N̶o̶ ̶s̶h̶i̶t̶,̶ ̶S̶h̶e̶r̶l̶o̶c̶k̶!̶ You don't say?

p2t2p 8 years ago | |

It was a bit abrupt but seriously it is kinda disheartening to read that a _lead_ developer _discovered_ such a basic thing.

trhway 8 years ago | | |

Reminds about that funny article from Uber on why they switched from one DB to another. Seems like they had failed to discover a number of things.

cuchoi 8 years ago | |

The article is proposing is that it can be quicker to drop the indexes and recreate them than to load a lot of data in an indexed table.

protomyth 8 years ago | | |

Yep, and this is common knowledge for most folks who do this kind of work. Heck, if you can stop the database, a whole host of things become quicker by going drops and recreating things. Most alter commands are quicker if you do drops and creates often even if a copy of a table needs to be made.

Maybe we are missing something by getting rid of the DBAs.

segmondy 8 years ago | | |

It's not a proposal, it's common knowledge. INSERTS causes the index to be rebuilt. You have to search and find the right location then insert the new pointer. If you do 1,000,000 inserts that's 1,000,000 searches and writes to the index.

karlmdavis 8 years ago |

From personal experience: PostgreSQL's COPY commands aren't really all that performant, indexes or no.
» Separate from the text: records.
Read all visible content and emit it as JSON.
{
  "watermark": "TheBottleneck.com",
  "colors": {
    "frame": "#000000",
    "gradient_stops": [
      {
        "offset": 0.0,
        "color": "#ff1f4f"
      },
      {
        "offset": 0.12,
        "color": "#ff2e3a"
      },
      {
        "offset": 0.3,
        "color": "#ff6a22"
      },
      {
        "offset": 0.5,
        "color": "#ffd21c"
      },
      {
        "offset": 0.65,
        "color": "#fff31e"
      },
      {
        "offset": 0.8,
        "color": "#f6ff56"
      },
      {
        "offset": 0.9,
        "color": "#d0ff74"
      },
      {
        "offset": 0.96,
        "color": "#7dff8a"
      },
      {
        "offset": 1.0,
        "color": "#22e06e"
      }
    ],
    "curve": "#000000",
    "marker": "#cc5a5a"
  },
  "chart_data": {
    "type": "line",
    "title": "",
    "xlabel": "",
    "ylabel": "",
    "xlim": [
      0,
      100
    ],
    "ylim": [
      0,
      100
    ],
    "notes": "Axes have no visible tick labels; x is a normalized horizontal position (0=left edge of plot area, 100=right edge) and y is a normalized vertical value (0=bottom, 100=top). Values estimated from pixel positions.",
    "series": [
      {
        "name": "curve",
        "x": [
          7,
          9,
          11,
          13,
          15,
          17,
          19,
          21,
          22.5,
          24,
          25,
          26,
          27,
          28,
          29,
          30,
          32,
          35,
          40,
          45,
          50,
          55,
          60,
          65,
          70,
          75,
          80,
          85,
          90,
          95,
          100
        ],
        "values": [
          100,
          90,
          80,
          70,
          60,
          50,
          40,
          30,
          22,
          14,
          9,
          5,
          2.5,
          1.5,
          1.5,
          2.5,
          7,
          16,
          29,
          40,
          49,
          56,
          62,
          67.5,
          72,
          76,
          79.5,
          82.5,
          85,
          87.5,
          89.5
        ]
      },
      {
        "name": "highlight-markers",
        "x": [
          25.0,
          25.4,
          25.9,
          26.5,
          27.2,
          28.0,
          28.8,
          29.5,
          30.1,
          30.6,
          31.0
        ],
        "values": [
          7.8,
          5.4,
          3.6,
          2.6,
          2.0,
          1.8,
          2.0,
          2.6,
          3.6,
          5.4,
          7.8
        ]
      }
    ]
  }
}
Our project saw SIGNIFICANTLY better performance with batched multi-threaded INSERTs. If you can run a few hundred load threads and manage the concurrency correctly (not trivial), it will chew through big loads like a monster.

If I ever have the time/excuse, I want to go back and try a multi-threaded COPY. But if you need speed and have a choice between multi-threaded INSERTs or a single-threaded COPY, go with the INSERTs every time.

davidgould 8 years ago | |

COPY of course is single threaded. If you can split your input data and run multiple copy operations you can get similar increases although I would never suggest hundreds of threads. Depending on your IO system something like twice as many threads as CPU threads is probably going to work better.

On a one for one basis COPY IN will be faster than inserts:

- COPY uses a special optimization in the access method: instead of running the full insert logic (find a target page, lock it, insert, unlock page) per row, it batches all the rows that will fit on the target page.

- COPY overall has shorter code paths than regular inserts.

imtringued 8 years ago | | |

Why not just use regular batched inserts with unnest to turn several array parameters into a table instead of using some arcane hard to use SQL command?

rtpg 8 years ago |

Why is everyone acting so pissy about the fact that someone happened to find a performance improvement trick by reading the docs? Isn't this what's supposed to happen?

None of you read all the performance "tricks" to Postgres before writing your first SQL statement.

Every day, somebody's born who doesn't know how to boos the performance of COPY by dropping indexes.

gaius 8 years ago | |

Most people don’t brag about being “pioneers” for having read the docs for a basic function. That’s what’s causing all the mirth.

beached_whale 8 years ago |

It looks like the article is directed at those doing bulk uploads to their system and not at developers necessarily. This may not be universally intuitive to people outside of Database admins and developers.

Theodores 8 years ago |

They should have stuck with bog-standard mySQL to get this time saving for free - if you restore a SQL dump created with phpMyAdmin or mysqldump then all the disable index commands are already in there, good to go, and in SQL.

Whoever wrote the Django bit didn't really do a good job on the defaults.

ketralnis 8 years ago | |

I don't know what makes mysql more "bog standard" than postgres, but pg_dumpall takes `-F format`, one of which is standard SQL statements.

But that's not what they're dealing with. They're dealing with CSV, presumably from some external source. It'd also be faster if they were dealing with pre-formed database files that they could just rsync. But they're not.

keredson 8 years ago |

yep

j_s 8 years ago |

Yikes https://www.xkcd.com/1053